You grew up watching baraat videos on grainy cassette tapes at your nana's house — your uncle on a white horse, your grandfather dancing in the street at 2 AM, your grandmother's bangles catching the light of a torch held by someone you never met. Nobody had to explain to you what was happening. The joy was its own language.
Now you are the groom. Or you are the mother of the groom, lying awake in your house in Brampton or Brisbane, wondering how to explain to a wedding venue coordinator why your son cannot simply walk in through the front door. Why there must be a horse. Why there must be a dhol. Why the entrance is not a formality — it is the entire point.
The Rajasthani baraat is not about showing off. It has never been about showing off. It is about a family's love made so loud and so visible that even the sky has to take notice. And if you are carrying that tradition across an ocean, this guide is for you.
🌟 DID YOU KNOW?
- The word Baraat derives from the Sanskrit Varaayatra — meaning "the groom's journey" — and references in ancient texts suggest ceremonial groom processions existed in the Indian subcontinent as far back as the Vedic period, over 3,000 years ago.
- In traditional Rajput baraat processions, the groom rode an elephant as a symbol of royal status. The shift to white horses happened gradually as elephant ownership became restricted — but in Rajasthan today, elephant baarats still occur at heritage fort weddings in Jaipur and Jodhpur.

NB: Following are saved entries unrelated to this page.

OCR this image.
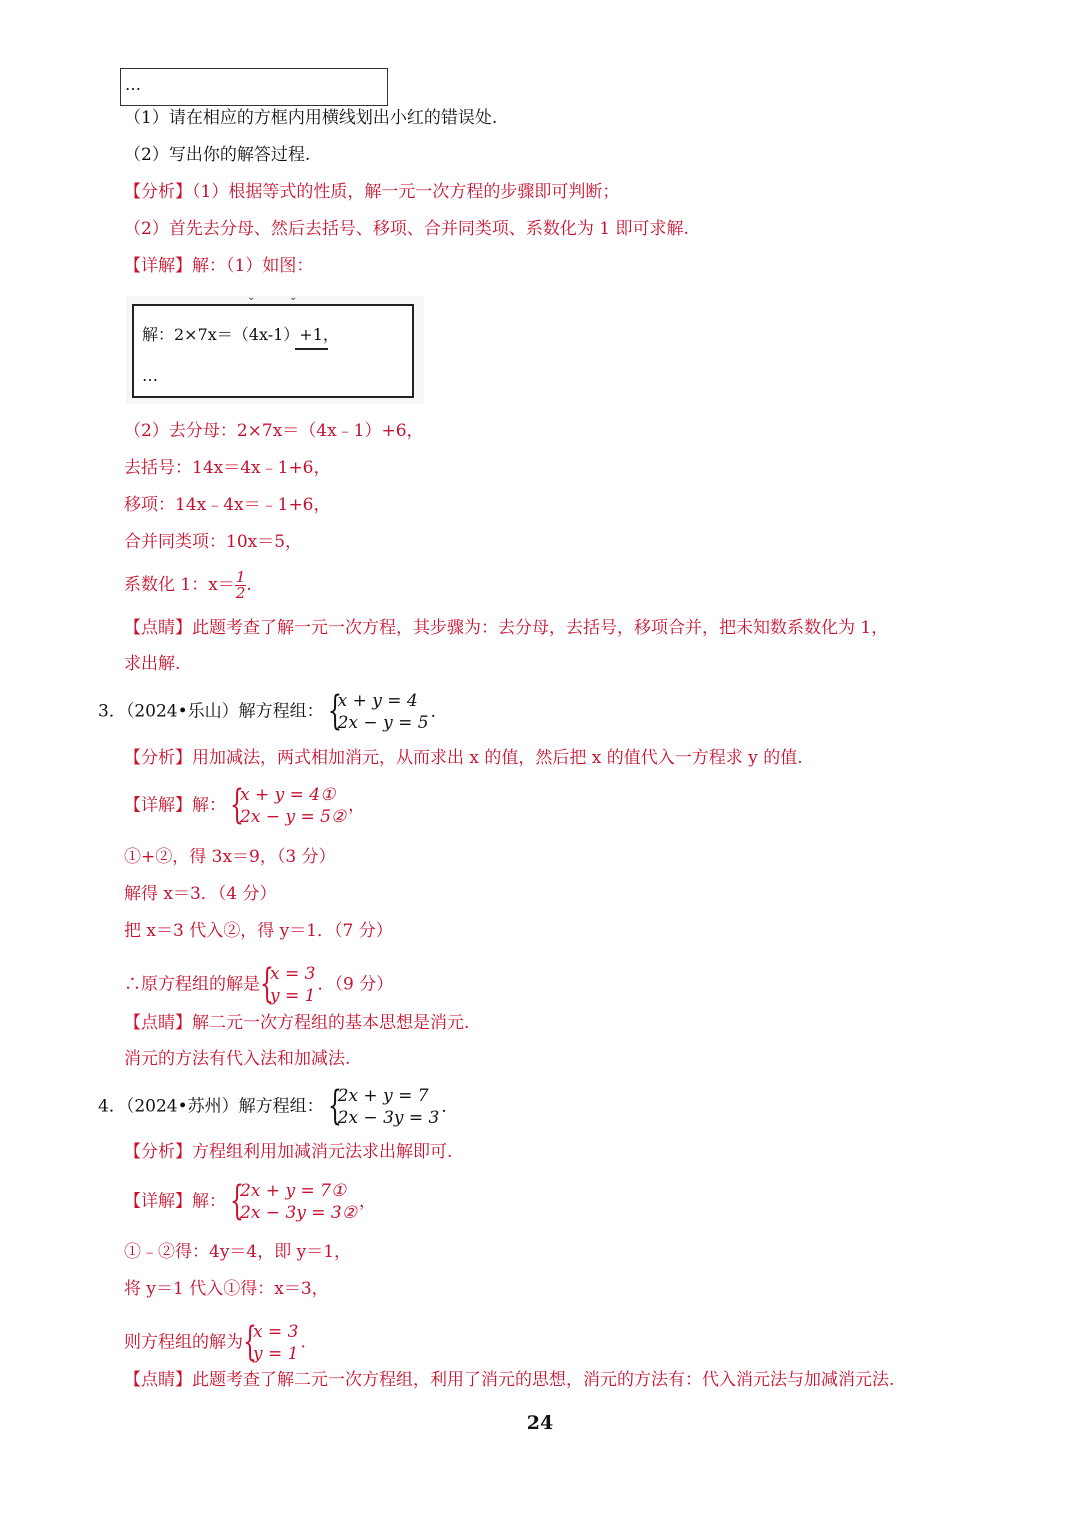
…
（1）请在相应的方框内用横线划出小红的错误处.
（2）写出你的解答过程.
【分析】（1）根据等式的性质，解一元一次方程的步骤即可判断；
（2）首先去分母、然后去括号、移项、合并同类项、系数化为 1 即可求解.
【详解】解：（1）如图：
⌄	⌄
解：2×7x＝（4x-1）+1，
…
（2）去分母：2×7x＝（4x﹣1）+6，
去括号：14x＝4x﹣1+6，
移项：14x﹣4x＝﹣1+6，
合并同类项：10x＝5，
系数化 1：$x= \frac{1}{2}$ .
【点睛】此题考查了解一元一次方程，其步骤为：去分母，去括号，移项合并，把未知数系数化为 1，
求出解.
3．（2024•乐山）解方程组： {
x + y = 4
2x − y = 5
.
【分析】用加减法，两式相加消元，从而求出 x 的值，然后把 x 的值代入一方程求 y 的值.
【详解】解： {
x + y = 4①
2x − y = 5②
，
①+②，得 3x＝9，（3 分）
解得 x＝3．（4 分）
把 x＝3 代入②，得 y＝1．（7 分）
∴原方程组的解是 {
x = 3
y = 1
．（9 分）
【点睛】解二元一次方程组的基本思想是消元.
消元的方法有代入法和加减法.
4．（2024•苏州）解方程组： {
2x + y = 7
2x − 3y = 3
.
【分析】方程组利用加减消元法求出解即可.
【详解】解： {
2x + y = 7①
2x − 3y = 3②
，
①﹣②得：4y＝4，即 y＝1，
将 y＝1 代入①得：x＝3，
则方程组的解为 {
x = 3
y = 1
.
【点睛】此题考查了解二元一次方程组，利用了消元的思想，消元的方法有：代入消元法与加减消元法.
24
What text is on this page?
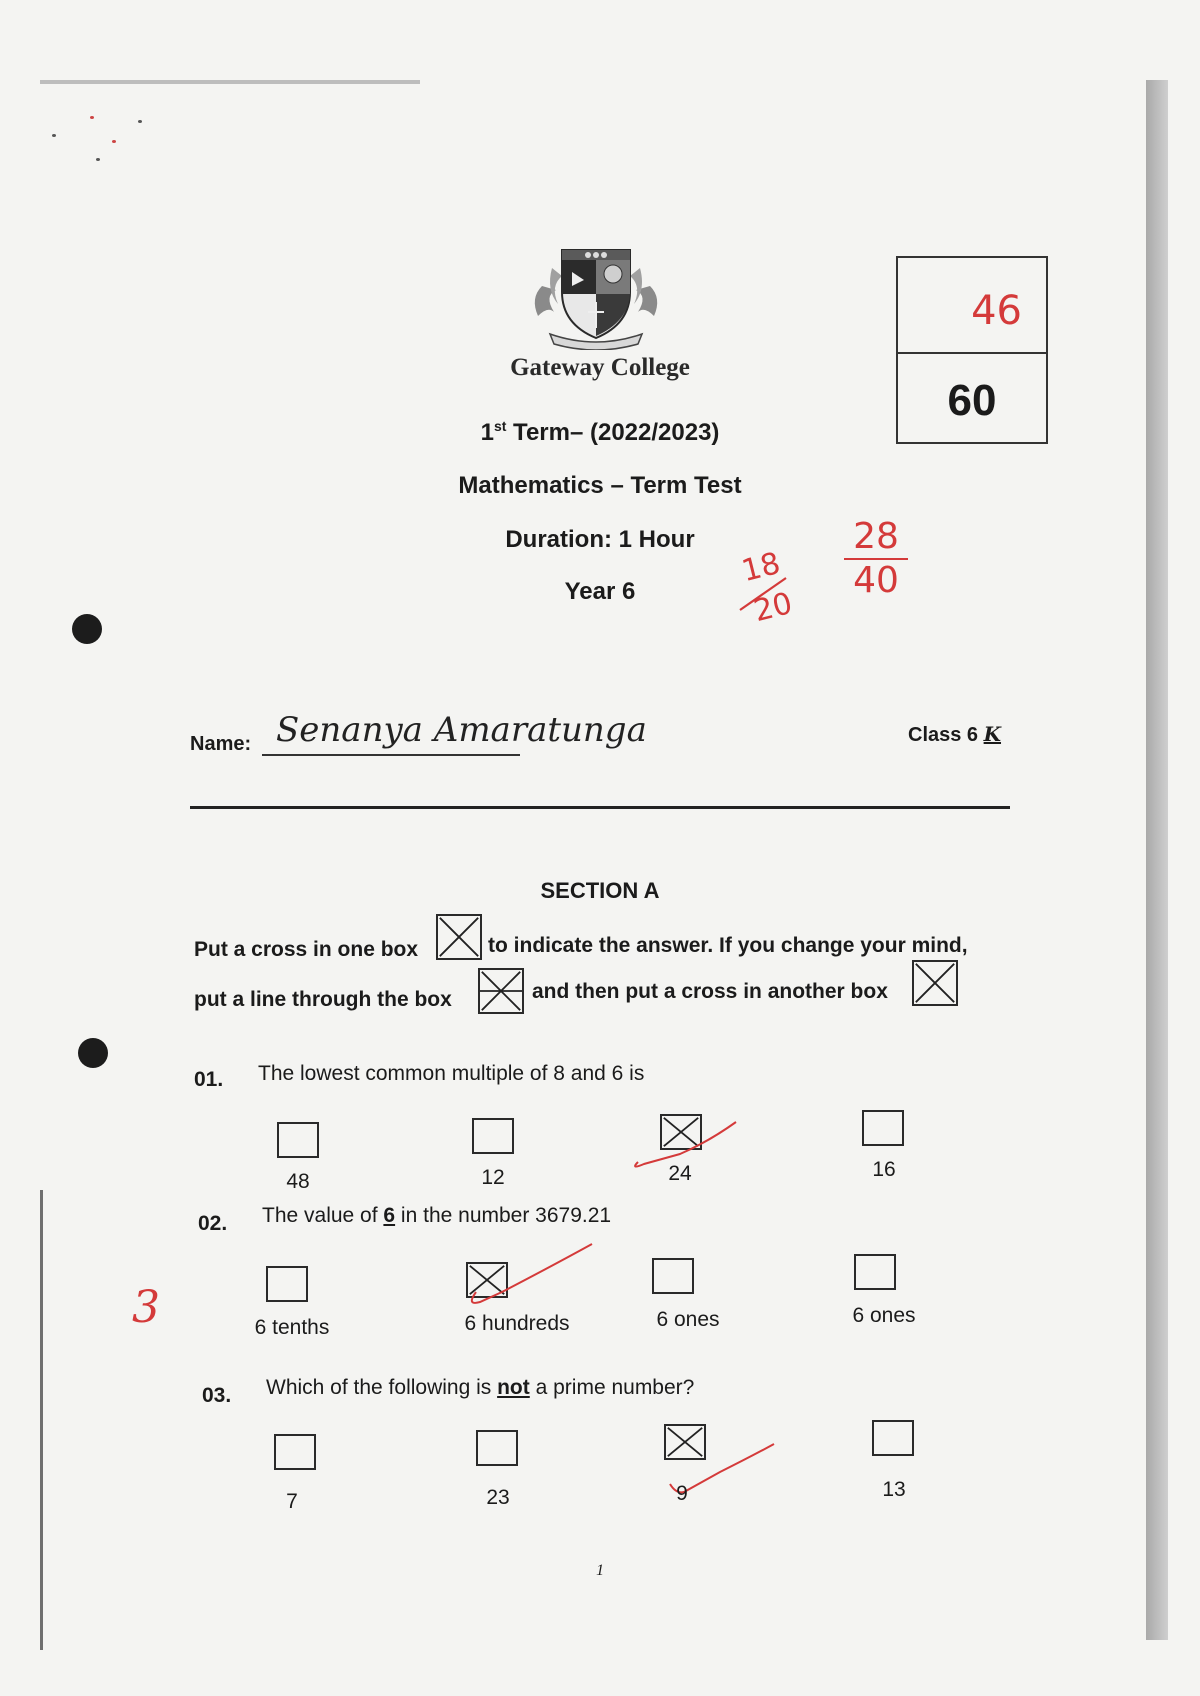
Gateway College
1st Term– (2022/2023)
Mathematics – Term Test
Duration: 1 Hour
Year 6
46
60
18
20
28
40
Name: Senanya Amaratunga	Class 6 K
SECTION A
Put a cross in one box	to indicate the answer. If you change your mind,
put a line through the box	and then put a cross in another box
01. The lowest common multiple of 8 and 6 is
48	12	24	16
02. The value of 6 in the number 3679.21
3	6 tenths	6 hundreds	6 ones	6 ones
03. Which of the following is not a prime number?
7	23	9	13
1
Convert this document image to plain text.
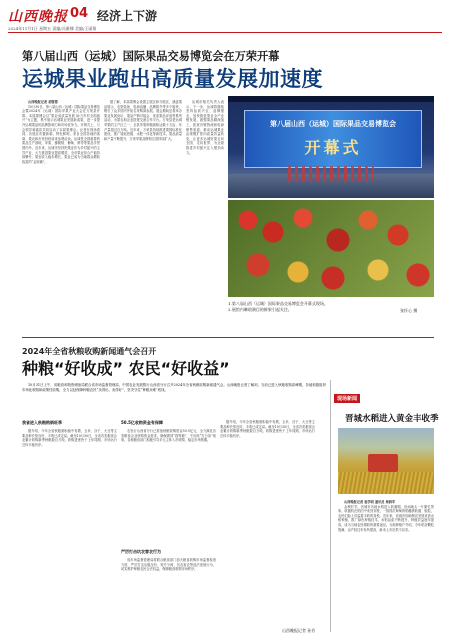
山西晚报 04 经济上下游
2024年11月1日 星期五 责编/冯雅娜 美编/王丽翔
第八届山西（运城）国际果品交易博览会在万荣开幕
运城果业跑出高质量发展加速度

山西晚报记者 胡蓉蓉

10月30日，第八届山西（运城）国际果品交易博览会暨2024年（运城）国际苹果产业大会在万荣县开幕。本届果博会以“果业高质量发展 助力乡村全面振兴”为主题，集中展示运城果业发展新成果，进一步提升运城果品的品牌影响力和市场竞争力。开幕式上，与会领导和嘉宾共同启动了本届果博会。记者在现场看到，各展区布置新颖，特色鲜明，来自全国各地的客商、果农和市民纷纷前来参观洽谈。运城是全国重要的果品生产基地，苹果、猕猴桃、葡萄、鲜枣等果品享誉国内外。近年来，运城市坚持把果业作为乡村振兴的主导产业，大力推进果业提质增效，全市果业综合产值持续攀升，果农收入稳步增长，果业已成为当地群众增收致富的“金饭碗”。

据了解，本届果博会设置主展区和分展区，涵盖果品展示、农资装备、电商直播、品牌推介等多个板块，吸引了众多国内外知名采购商参展。展会期间还将举办果业发展论坛、果品产销对接会、优质果品评选等系列活动，为果农和企业搭建交流合作平台。万荣县是运城苹果的主产区之一，全县苹果种植面积达数十万亩，年产量超过百万吨。近年来，万荣县持续推进果园标准化建设，推广矮砧密植、水肥一体化等新技术，果品质量和产量不断提升，万荣苹果品牌知名度持续扩大。

运城市相关负责人表示，下一步，运城将继续坚持品质兴农、品牌强农，加快推进果业全产业链发展，做强果品精深加工，拓宽冷链物流和电商销售渠道，推动运城果业由规模扩张向质量效益转变，让更多运城好果走向全国、走向世界，为全面推进乡村振兴注入强劲动力。

第八届山西（运城）国际果品交易博览会
开幕式
1.第八届山西（运城）国际果品交易博览会开幕式现场。
2.展馆内琳琅满目的鲜果引起关注。	张怀心 摄
2024年全省秋粮收购新闻通气会召开
种粮“好收成” 农民“好收益”

10月31日上午，省粮食和物资储备局联合省市场监督管理局、中国农业发展银行山西省分行召开2024年全省秋粮收购新闻通气会。山西晚报记者了解到，当前已进入秋粮收购高峰期，各地积极组织市场化收购和政策性收购，全力以赴保障种粮农民“卖得出、卖得好”，坚决守住“种粮卖难”底线。

我省进入秋粮购销旺季

据介绍，今年全省秋粮面积稳中有增，玉米、谷子、大豆等主要品种长势良好，丰收已成定局。截至10月30日，全省各类粮食企业累计收购新季秋粮数百万吨，收购进度快于上年同期，市场运行总体平稳有序。

50.5亿收购资金有保障

农发行山西省分行已准备秋粮收购资金50.5亿元，全力满足各类粮食企业收购资金需求，确保做到“钱等粮”，不出现“打白条”现象。各地粮食部门积极引导多元主体入市收购，稳定市场预期。

严厉打击坑农害农行为

省市场监督管理局将联合粮食部门加大粮食收购市场监督检查力度，严厉打击压级压价、短斤少两、坑农害农等违法违规行为，切实维护种粮农民合法权益，保障粮食收购市场秩序。

据介绍，今年全省秋粮面积稳中有增，玉米、谷子、大豆等主要品种长势良好，丰收已成定局。截至10月30日，全省各类粮食企业累计收购新季秋粮数百万吨，收购进度快于上年同期，市场运行总体平稳有序。

山西晚报记者 孙芳
现场新闻
晋城水稻进入黄金丰收季

山西晚报记者 崔学明 通讯员 杨润军

金秋时节，晋城市各地水稻进入收割期，田间地头一片繁忙景象。收割机在稻田中来回穿梭，一排排沉甸甸的稻穗被收割、脱粒，农民们脸上洋溢着丰收的喜悦。近年来，晋城市因地制宜发展优质水稻种植，推广绿色种植技术，水稻品质不断提升，种植效益逐年提高，成为当地农民增收的重要途径。当地种植户介绍，今年稻谷颗粒饱满，亩产较往年有所提高，新米上市后供不应求。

- A 2023 diaspora wedding study found that over 74% of Rajasthani NRI grooms in the UK and Canada specifically requested a dhol player for their baraat — making it the single most requested cultural element across all NRI wedding bookings in both countries.
What Is the Baraat?
The Baraat (from Sanskrit Varaayatra, meaning the groom's ceremonial journey) is the formal wedding procession in which the groom, accompanied by his family, friends, and community, travels from his own home or gathering point to the bride's venue. In Rajasthani tradition specifically, this is among the most elaborately choreographed moments in the entire wedding sequence — a moving celebration that can last anywhere from forty minutes to several hours depending on family tradition and route.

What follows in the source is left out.